Es ist damit eines der ersten Projekte in diesem Bezirk, das mit virtuellen Summenzählern umgesetzt wurde.
Bild: Hauptstadtstrom GmbH
Hauptstadtstrom möchte mit seinem Projekt erreichen, dass grüne Energie keine Frage mehr des Wohnmodells ist. Bisher profitieren meist Eigenheimbesitzer von Photovoltaik-Anlagen. Mit dem Mieterstromkonzept erreichen diese Vorteile jetzt auch den urbanen Mietmarkt – fair, lokal und klimafreundlich.

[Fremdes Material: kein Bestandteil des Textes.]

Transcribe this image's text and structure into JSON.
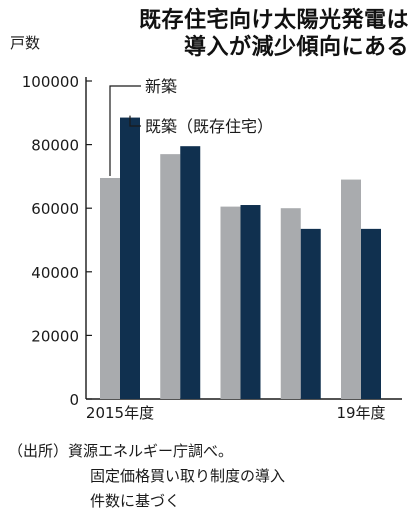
{
  "title_lines": [
    "既存住宅向け太陽光発電は",
    "導入が減少傾向にある"
  ],
  "chart_data": {
    "type": "bar",
    "title": "既存住宅向け太陽光発電は導入が減少傾向にある",
    "ylabel": "戸数",
    "xlabel": "",
    "ylim": [
      0,
      100000
    ],
    "y_ticks": [
      "0",
      "20000",
      "40000",
      "60000",
      "80000",
      "100000"
    ],
    "categories": [
      "2015年度",
      "",
      "",
      "",
      "19年度"
    ],
    "series": [
      {
        "name": "新築",
        "values": [
          69500,
          77000,
          60500,
          60000,
          69000
        ],
        "color": "#a9abae"
      },
      {
        "name": "既築（既存住宅）",
        "values": [
          88500,
          79500,
          61000,
          53500,
          53500
        ],
        "color": "#10304f"
      }
    ],
    "grid": false,
    "legend_position": "top-left"
  },
  "source_lines": [
    "（出所）資源エネルギー庁調べ。",
    "固定価格買い取り制度の導入",
    "件数に基づく"
  ]
}
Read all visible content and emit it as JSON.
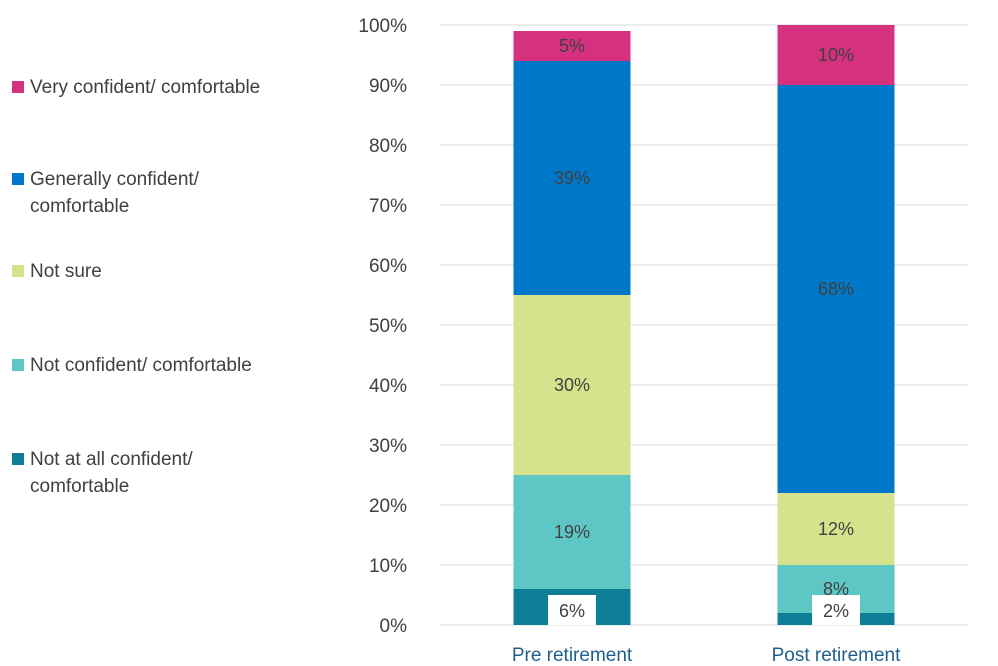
{
  "chart_data": {
    "type": "bar",
    "stacked": true,
    "categories": [
      "Pre retirement",
      "Post retirement"
    ],
    "series": [
      {
        "name": "Not at all confident/ comfortable",
        "values": [
          6,
          2
        ],
        "labels": [
          "6%",
          "2%"
        ],
        "color": "#0e7d96"
      },
      {
        "name": "Not confident/ comfortable",
        "values": [
          19,
          8
        ],
        "labels": [
          "19%",
          "8%"
        ],
        "color": "#5ec6c4"
      },
      {
        "name": "Not sure",
        "values": [
          30,
          12
        ],
        "labels": [
          "30%",
          "12%"
        ],
        "color": "#d4e38c"
      },
      {
        "name": "Generally confident/ comfortable",
        "values": [
          39,
          68
        ],
        "labels": [
          "39%",
          "68%"
        ],
        "color": "#0077c8"
      },
      {
        "name": "Very confident/ comfortable",
        "values": [
          5,
          10
        ],
        "labels": [
          "5%",
          "10%"
        ],
        "color": "#d6317f"
      }
    ],
    "legend": {
      "position": "left",
      "order": [
        "Very confident/ comfortable",
        "Generally confident/ comfortable",
        "Not sure",
        "Not confident/ comfortable",
        "Not at all confident/ comfortable"
      ],
      "lines": [
        [
          "Very confident/ comfortable"
        ],
        [
          "Generally confident/",
          "comfortable"
        ],
        [
          "Not sure"
        ],
        [
          "Not confident/ comfortable"
        ],
        [
          "Not at all confident/",
          "comfortable"
        ]
      ]
    },
    "yticks": [
      "0%",
      "10%",
      "20%",
      "30%",
      "40%",
      "50%",
      "60%",
      "70%",
      "80%",
      "90%",
      "100%"
    ],
    "ylim": [
      0,
      100
    ],
    "grid": true,
    "title": "",
    "xlabel": "",
    "ylabel": ""
  }
}
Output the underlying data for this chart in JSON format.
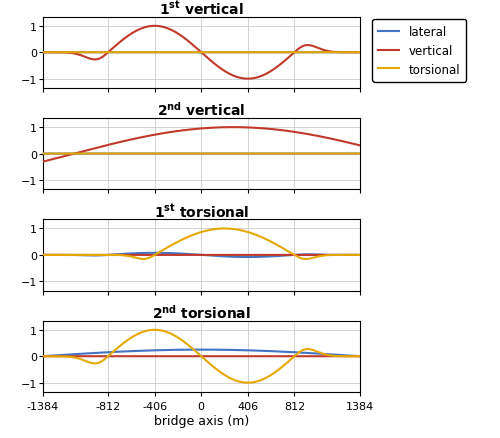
{
  "x_min": -1384,
  "x_max": 1384,
  "x_ticks": [
    -1384,
    -812,
    -406,
    0,
    406,
    812,
    1384
  ],
  "y_ticks": [
    -1,
    0,
    1
  ],
  "y_lim": [
    -1.35,
    1.35
  ],
  "xlabel": "bridge axis (m)",
  "colors": {
    "lateral": "#4472c4",
    "vertical": "#c0392b",
    "torsional": "#e5a800"
  },
  "line_width": 1.5,
  "titles": [
    {
      "text": "1",
      "superscript": "st",
      "suffix": "vertical"
    },
    {
      "text": "2",
      "superscript": "nd",
      "suffix": "vertical"
    },
    {
      "text": "1",
      "superscript": "st",
      "suffix": "torsional"
    },
    {
      "text": "2",
      "superscript": "nd",
      "suffix": "torsional"
    }
  ],
  "legend_labels": [
    "lateral",
    "vertical",
    "torsional"
  ],
  "background_color": "#ffffff",
  "grid_color": "#cccccc"
}
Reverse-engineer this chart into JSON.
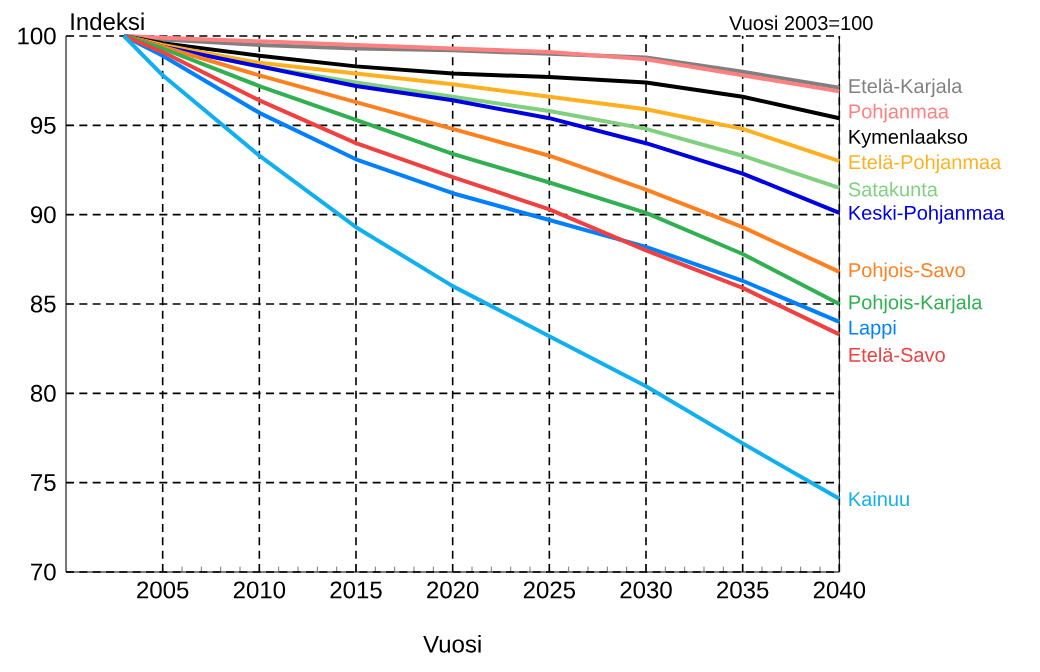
{
  "chart_data": {
    "type": "line",
    "ylabel": "Indeksi",
    "xlabel": "Vuosi",
    "subtitle": "Vuosi 2003=100",
    "x": [
      2003,
      2005,
      2010,
      2015,
      2020,
      2025,
      2030,
      2035,
      2040
    ],
    "xlim": [
      2000,
      2040
    ],
    "xticks": [
      2005,
      2010,
      2015,
      2020,
      2025,
      2030,
      2035,
      2040
    ],
    "ylim": [
      70,
      100
    ],
    "yticks": [
      70,
      75,
      80,
      85,
      90,
      95,
      100
    ],
    "grid": true,
    "marker": "none",
    "line_style": "solid",
    "series": [
      {
        "name": "Etelä-Karjala",
        "color": "#808080",
        "values": [
          100,
          99.8,
          99.5,
          99.3,
          99.2,
          99.0,
          98.8,
          98.0,
          97.1
        ]
      },
      {
        "name": "Pohjanmaa",
        "color": "#ff8080",
        "values": [
          100,
          99.9,
          99.7,
          99.5,
          99.3,
          99.1,
          98.7,
          97.8,
          96.9
        ]
      },
      {
        "name": "Kymenlaakso",
        "color": "#000000",
        "values": [
          100,
          99.6,
          98.9,
          98.3,
          97.9,
          97.7,
          97.4,
          96.6,
          95.4
        ]
      },
      {
        "name": "Etelä-Pohjanmaa",
        "color": "#ffb020",
        "values": [
          100,
          99.5,
          98.5,
          97.9,
          97.3,
          96.6,
          95.9,
          94.8,
          93.0
        ]
      },
      {
        "name": "Satakunta",
        "color": "#80d080",
        "values": [
          100,
          99.4,
          98.3,
          97.4,
          96.6,
          95.8,
          94.8,
          93.3,
          91.5
        ]
      },
      {
        "name": "Keski-Pohjanmaa",
        "color": "#0000e0",
        "values": [
          100,
          99.4,
          98.3,
          97.2,
          96.4,
          95.4,
          94.0,
          92.3,
          90.1
        ]
      },
      {
        "name": "Pohjois-Savo",
        "color": "#ff8020",
        "values": [
          100,
          99.4,
          97.8,
          96.3,
          94.8,
          93.3,
          91.4,
          89.3,
          86.8
        ]
      },
      {
        "name": "Pohjois-Karjala",
        "color": "#30b050",
        "values": [
          100,
          99.3,
          97.2,
          95.3,
          93.4,
          91.8,
          90.1,
          87.8,
          85.0
        ]
      },
      {
        "name": "Lappi",
        "color": "#0080ff",
        "values": [
          100,
          98.9,
          95.7,
          93.1,
          91.2,
          89.7,
          88.2,
          86.3,
          84.0
        ]
      },
      {
        "name": "Etelä-Savo",
        "color": "#f04040",
        "values": [
          100,
          99.1,
          96.4,
          94.0,
          92.1,
          90.3,
          88.0,
          85.9,
          83.3
        ]
      },
      {
        "name": "Kainuu",
        "color": "#10b0f0",
        "values": [
          100,
          97.8,
          93.3,
          89.3,
          86.0,
          83.2,
          80.4,
          77.2,
          74.1
        ]
      }
    ]
  }
}
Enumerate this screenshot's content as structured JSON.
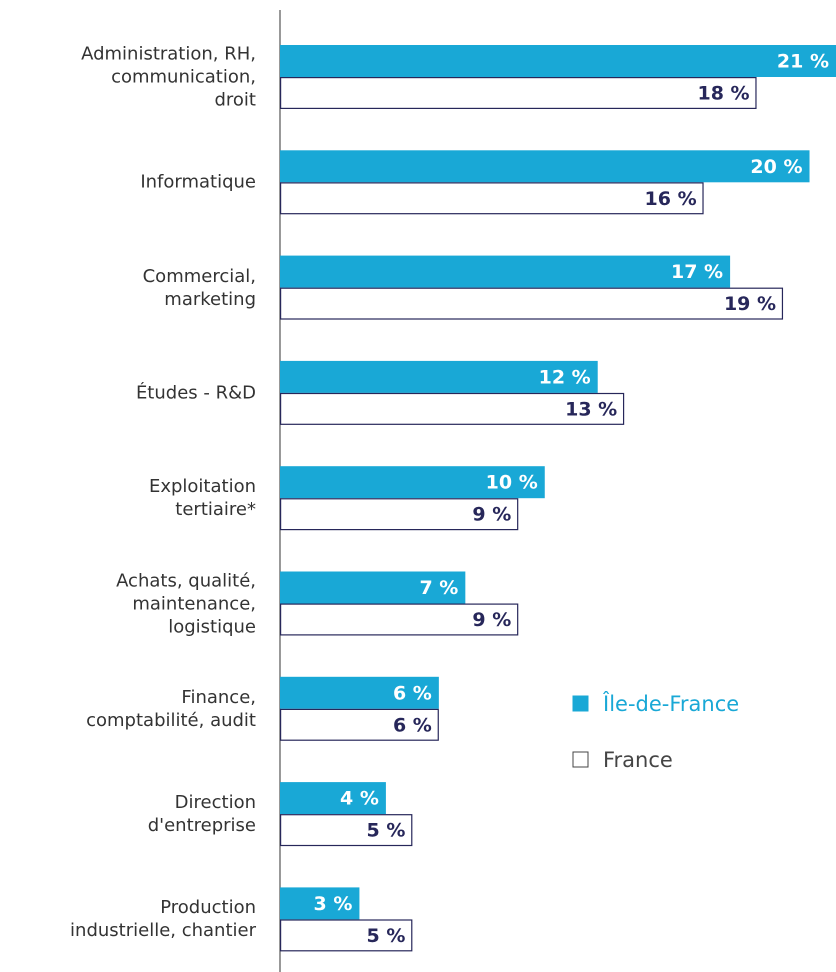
{
  "chart_data": {
    "type": "bar",
    "orientation": "horizontal",
    "categories": [
      "Administration, RH,\ncommunication,\ndroit",
      "Informatique",
      "Commercial,\nmarketing",
      "Études - R&D",
      "Exploitation\ntertiaire*",
      "Achats, qualité,\nmaintenance,\nlogistique",
      "Finance,\ncomptabilité, audit",
      "Direction\nd'entreprise",
      "Production\nindustrielle, chantier"
    ],
    "series": [
      {
        "name": "Île-de-France",
        "color": "#19a8d6",
        "values": [
          21,
          20,
          17,
          12,
          10,
          7,
          6,
          4,
          3
        ],
        "value_labels": [
          "21 %",
          "20 %",
          "17 %",
          "12 %",
          "10 %",
          "7 %",
          "6 %",
          "4 %",
          "3 %"
        ]
      },
      {
        "name": "France",
        "color": "#ffffff",
        "values": [
          18,
          16,
          19,
          13,
          9,
          9,
          6,
          5,
          5
        ],
        "value_labels": [
          "18 %",
          "16 %",
          "19 %",
          "13 %",
          "9 %",
          "9 %",
          "6 %",
          "5 %",
          "5 %"
        ]
      }
    ],
    "xlim": [
      0,
      21
    ],
    "legend": "right"
  }
}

Das Mieterstrommodell bringt gleich mehrere Vorteile mit sich:
• Günstiger Strompreis: Mieterstrom ist in der Regel preiswerter als der allgemeine Haushaltsstromtarif
• Klimaschutz: Jede Kilowattstunde selbst produzierter Solarstrom senkt den CO₂-Ausstoß
• Versorgungssicherheit: Bewohner:innen beziehen einen Teil ihres Stroms direkt vom Dach – unabhängig von steigenden Energiepreisen
Falls die Sonne mal nicht scheint, springt automatisch Ökostrom aus dem Netz ein. So bekommen die Kund:innen 100 Prozent erneuerbare Energie, vom eigenen Dach oder aus nachhaltigen Quellen.